Exercism Exercises in OCaml

## Contributing Guide

Contributions to the OCaml track (or any other part of Exercism) are very welcome!

Please see the [contributing guide](https://github.com/exercism/docs/blob/master/contributing-to-language-tracks/README.md) for overall guidance. The below
notes contain a few details specific to Ocaml.

## Getting started

### Local setup

**Prerequesites**

* OCaml `5.1`
* opam
* make

```sh
git clone https://github.com/exercism/ocaml.git
cd ocaml
git submodule update --init --recursive

# see https://github.com/exercism/ocaml/blob/master/.travis/Dockerfile#L12
# might take a while
make install_deps

# Run generator tests
make test_generator

# Execute generator
make generate_exercises

# Run exercise tests
make test
```

Container setup

**Prerequesites**

* VSCode
* VSCode Remote Containers extension
* Docker

```sh
git clone https://github.com/exercism/ocaml.git
cd ocaml
git submodule update --init --recursive

vscode .

# Inside container

# Run generator tests
make test_generator

# Execute generator
make generate_exercises

# Run exercise tests
make test
```

## Adding an Exercise

The [contributing guide](https://github.com/exercism/docs/blob/master/contributing-to-language-tracks/README.md) provides guidance on
how to add a new exercise, or port an existing exercise from another language track.
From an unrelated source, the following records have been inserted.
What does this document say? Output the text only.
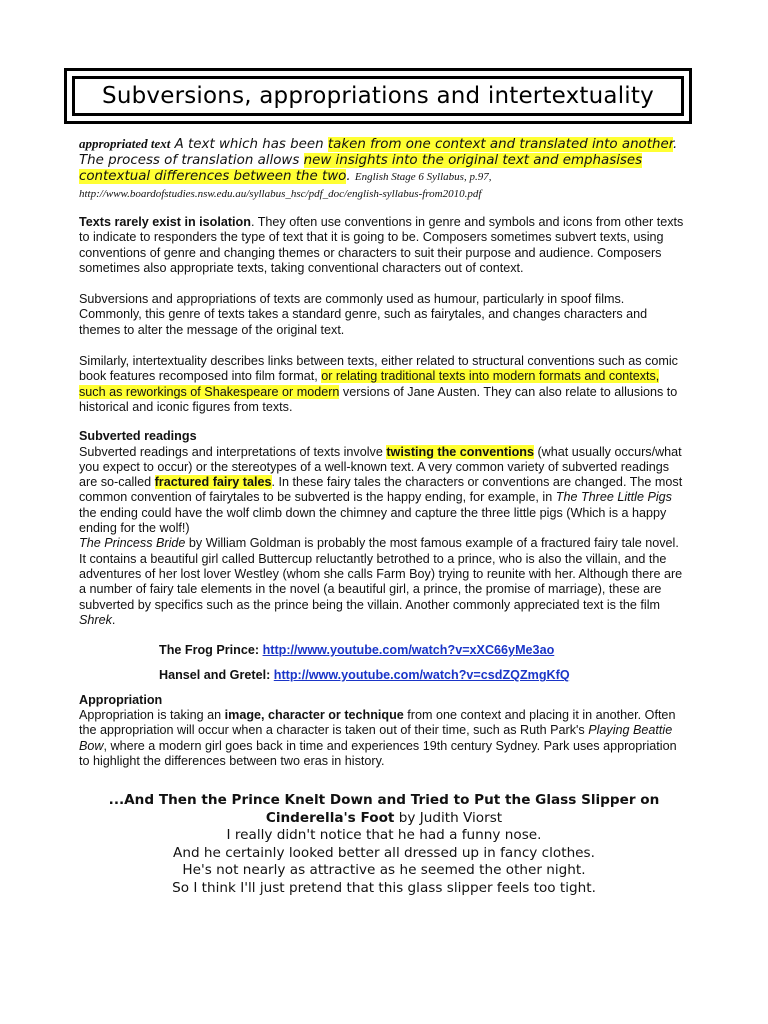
Subversions, appropriations and intertextuality

appropriated text A text which has been taken from one context and translated into another. The process of translation allows new insights into the original text and emphasises contextual differences between the two. English Stage 6 Syllabus, p.97,
http://www.boardofstudies.nsw.edu.au/syllabus_hsc/pdf_doc/english-syllabus-from2010.pdf

Texts rarely exist in isolation. They often use conventions in genre and symbols and icons from other texts to indicate to responders the type of text that it is going to be. Composers sometimes subvert texts, using conventions of genre and changing themes or characters to suit their purpose and audience. Composers sometimes also appropriate texts, taking conventional characters out of context.

Subversions and appropriations of texts are commonly used as humour, particularly in spoof films. Commonly, this genre of texts takes a standard genre, such as fairytales, and changes characters and themes to alter the message of the original text.

Similarly, intertextuality describes links between texts, either related to structural conventions such as comic book features recomposed into film format, or relating traditional texts into modern formats and contexts, such as reworkings of Shakespeare or modern versions of Jane Austen. They can also relate to allusions to historical and iconic figures from texts.

Subverted readings

Subverted readings and interpretations of texts involve twisting the conventions (what usually occurs/what you expect to occur) or the stereotypes of a well-known text. A very common variety of subverted readings are so-called fractured fairy tales. In these fairy tales the characters or conventions are changed. The most common convention of fairytales to be subverted is the happy ending, for example, in The Three Little Pigs the ending could have the wolf climb down the chimney and capture the three little pigs (Which is a happy ending for the wolf!)
The Princess Bride by William Goldman is probably the most famous example of a fractured fairy tale novel. It contains a beautiful girl called Buttercup reluctantly betrothed to a prince, who is also the villain, and the adventures of her lost lover Westley (whom she calls Farm Boy) trying to reunite with her. Although there are a number of fairy tale elements in the novel (a beautiful girl, a prince, the promise of marriage), these are subverted by specifics such as the prince being the villain. Another commonly appreciated text is the film Shrek.

The Frog Prince: http://www.youtube.com/watch?v=xXC66yMe3ao

Hansel and Gretel: http://www.youtube.com/watch?v=csdZQZmgKfQ

Appropriation

Appropriation is taking an image, character or technique from one context and placing it in another. Often the appropriation will occur when a character is taken out of their time, such as Ruth Park's Playing Beattie Bow, where a modern girl goes back in time and experiences 19th century Sydney. Park uses appropriation to highlight the differences between two eras in history.

...And Then the Prince Knelt Down and Tried to Put the Glass Slipper on Cinderella's Foot by Judith Viorst
I really didn't notice that he had a funny nose.
And he certainly looked better all dressed up in fancy clothes.
He's not nearly as attractive as he seemed the other night.
So I think I'll just pretend that this glass slipper feels too tight.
This is a brief guide, with specifics for the OCaml track.

Firstly, register the exercise in [config json](https://exercism.org/docs/building/tracks/config-json). The name of the exercise should go in the "slug" entry.

Then, write the exercise tests and proof of concept implementation.
A folder layout for an exercise called "ocaml-exercise" is below.

```
└── templates
└── ocaml-exercise
├── example.ml.tpl (a proof of concept implementation)
├── ocaml_exercise.mli.tpl (the interface definition for the exercise)
├── HINTS.md.tpl (additional hints to anyone trying the exercise - optional)
├── Makefile (standard - copy this from any of the other Ocaml exercises)
└── test.ml.tpl (unit tests)
```

You can build your exercises from `templates/ocaml-exercise` to `exercises/ocaml-exercise` via the test generator:

```sh
make generate_exercises
```

This creates a folder `exercises/ocaml-exercises` that mirrors `templates/ocaml-exercises` and strips the `.tpl` extension:

```
└── templates
└── ocaml-exercise
├── example.ml
├── ocaml_exercise.mli
├── HINTS.md
├── Makefile
└── test.ml
```

## Canonical test data

If you are implementing an existing test, there may be "canonical data" for it in the [problem-specifications](https://github.com/exercism/problem-specifications) repository.
An example: https://github.com/exercism/problem-specifications/blob/4531f54300f2a9f485a91a5dc0228be448b46b97/exercises/hello-world/canonical-data.json#L1-L12

You should base your tests off this data, in order to provide consistency across different language tracks.

## Feedback

If you find this documentation is inaccurate or incomplete, or can be improved in any way, please don't hesitate to raise an [issue](https://github.com/exercism/ocaml/issues) or submit a pull request.

### OCaml icon
The [OCaml](https://ocaml.org) logo is released under the [Attribution-ShareAlike 4.0 International](https://creativecommons.org/licenses/by-sa/4.0/) license.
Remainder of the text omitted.